Densho Digital Archive
Bainbridge Island Japanese American Community Collection
Title: Tatsukichi Moritani Interview
Narrator: Tatsukichi Moritani
Interviewer: Frank Kitamoto
Location: Bainbridge Island, Washington
Date: February 25, 2006
Densho ID: denshovh-mtatsukichi-01-0012

<Begin Segment 12>

FK: Well, sounds like you were moving around a lot. Tell me about being drafted.

TM: Pardon?

FK: It sounds like you were moving around quite a bit. Tell me about being drafted into the army.

TM: Oh, well, I got, they told me to report to Fort Douglas, I guess, Utah. That's... Fort Douglas, Utah? That's where I got inducted into active service. I was in the reserves, and already several other exams... so they sent me to Camp Fannin, Texas, for basic training and stayed there for about seventeen weeks, I think, or whatever it was there.

Meanwhile, they'd been trying to get me to go to Fort Snelling, language school, and I didn't wanna go there. So they said, "Okay, we'll send you to Europe then." But they give, give you a furlough first -- that's a leave, you know -- to go back, go back to camp for a while. That's what I was gonna do, and then they said, "All you Japanese guys, fall out here." Said, "You're on the way to Fort Snelling now." That was about wintertime, and they sent you to Fort Snelling there. Fort Snelling, there's real nice buildings there, all brick and all the classes were conducted there. But for the new recruits, well, they had tarpaper shacks back there, just like camp, only smaller, and about eight, eight person, people per cabin, I guess. The wintered us there for a while, during all that zero weather they have back there. They said, "Okay, the class starts soon," so they would move you back to these brick buildings here and go to school there. So that's what they did. I stayed nine months in the Japanese class there.
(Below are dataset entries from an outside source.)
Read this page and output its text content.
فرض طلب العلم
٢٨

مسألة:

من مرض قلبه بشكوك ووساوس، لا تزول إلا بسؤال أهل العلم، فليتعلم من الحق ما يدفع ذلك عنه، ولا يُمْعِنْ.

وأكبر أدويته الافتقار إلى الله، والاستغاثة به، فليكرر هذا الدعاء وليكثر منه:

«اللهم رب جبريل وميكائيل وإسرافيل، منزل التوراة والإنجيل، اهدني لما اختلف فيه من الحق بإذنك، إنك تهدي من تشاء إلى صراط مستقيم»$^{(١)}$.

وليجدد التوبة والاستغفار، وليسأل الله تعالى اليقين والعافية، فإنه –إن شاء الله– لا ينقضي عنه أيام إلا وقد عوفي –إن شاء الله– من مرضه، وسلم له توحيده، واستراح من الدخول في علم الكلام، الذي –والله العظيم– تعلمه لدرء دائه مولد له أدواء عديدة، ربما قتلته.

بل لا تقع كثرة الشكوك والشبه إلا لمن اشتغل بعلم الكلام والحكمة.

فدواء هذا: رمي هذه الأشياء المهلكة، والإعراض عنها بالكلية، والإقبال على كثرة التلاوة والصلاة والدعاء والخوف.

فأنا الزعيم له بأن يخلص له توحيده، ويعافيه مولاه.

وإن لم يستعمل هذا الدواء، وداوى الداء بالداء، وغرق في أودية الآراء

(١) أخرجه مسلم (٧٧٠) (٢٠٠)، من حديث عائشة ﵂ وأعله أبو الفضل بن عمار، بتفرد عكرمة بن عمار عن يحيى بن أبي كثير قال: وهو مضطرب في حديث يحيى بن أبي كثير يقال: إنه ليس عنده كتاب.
Meanwhile, they decided to move the school to Monterey, California, because they were gonna make a Veterans Administration offices there where Fort Snelling was. So here we packs up and move to Monterey there for about two months, I guess. Then they said, "Now, your eighteen months is almost up, and you can get out now. So if you want to go to Japan, well, you have to enlist for one more year." I said, no, that's it for me. So I got out of the army in less than eighteen months.

FK: So how would you compare being in the army and being in a concentration camp? How would you compare the two?

TM: Oh, the army's worse. Twice as worse. [Laughs]

FK: Why is that?

TM: Well, camp, you sleep in if you want to, you don't... in the army you got a bunch of no-brains hollering at you, you know, just to, just to make life miserable for all the recruits. Yeah, the army's the worst place I've ever been.

FK: Now, you said you didn't really want to go to Camp Snelling. Can you tell me why you didn't want to really go to Camp Snelling?

TM: Oh, because I didn't, I didn't care to learn any more Japanese or go to Japan. Anyhow, they didn't, they didn't need as many Japanese linguists or whatever it was, as they expected, I guess. Some people, like Tosh Ishihara, then they got in, they went as language interpreters and then they got a job in Japan in the civil service, I guess. They made a good thing out of, out of it. I don't think the majority of the guys got anything out of it.

FK: So when you went to Fort Snelling for MIS school, were there other people from Bainbridge in the school at the same time you were, or were you the only one there?

TM: Is what?

FK: Were there other people from Bainbridge, from the Japanese community that went to school at the same time you did, or were you the only one there from Bainbridge?

TM: Yeah, I was the only one at that time. I guess it was quite a few of 'em went, though, Paul Isaki, and Paul Sakai, and the Sakumas, Terashitas, Okazakis.

FK: So what year was it when you got out of the army, then? Was it after the war was over or was it before the war was over?

TM: Yeah, the war was over. The German war was over while I was still working. Then, then I think the Americans took a beating at the Battle of the Bulge, I guess, and that's when they called, that's when they got me, I guess.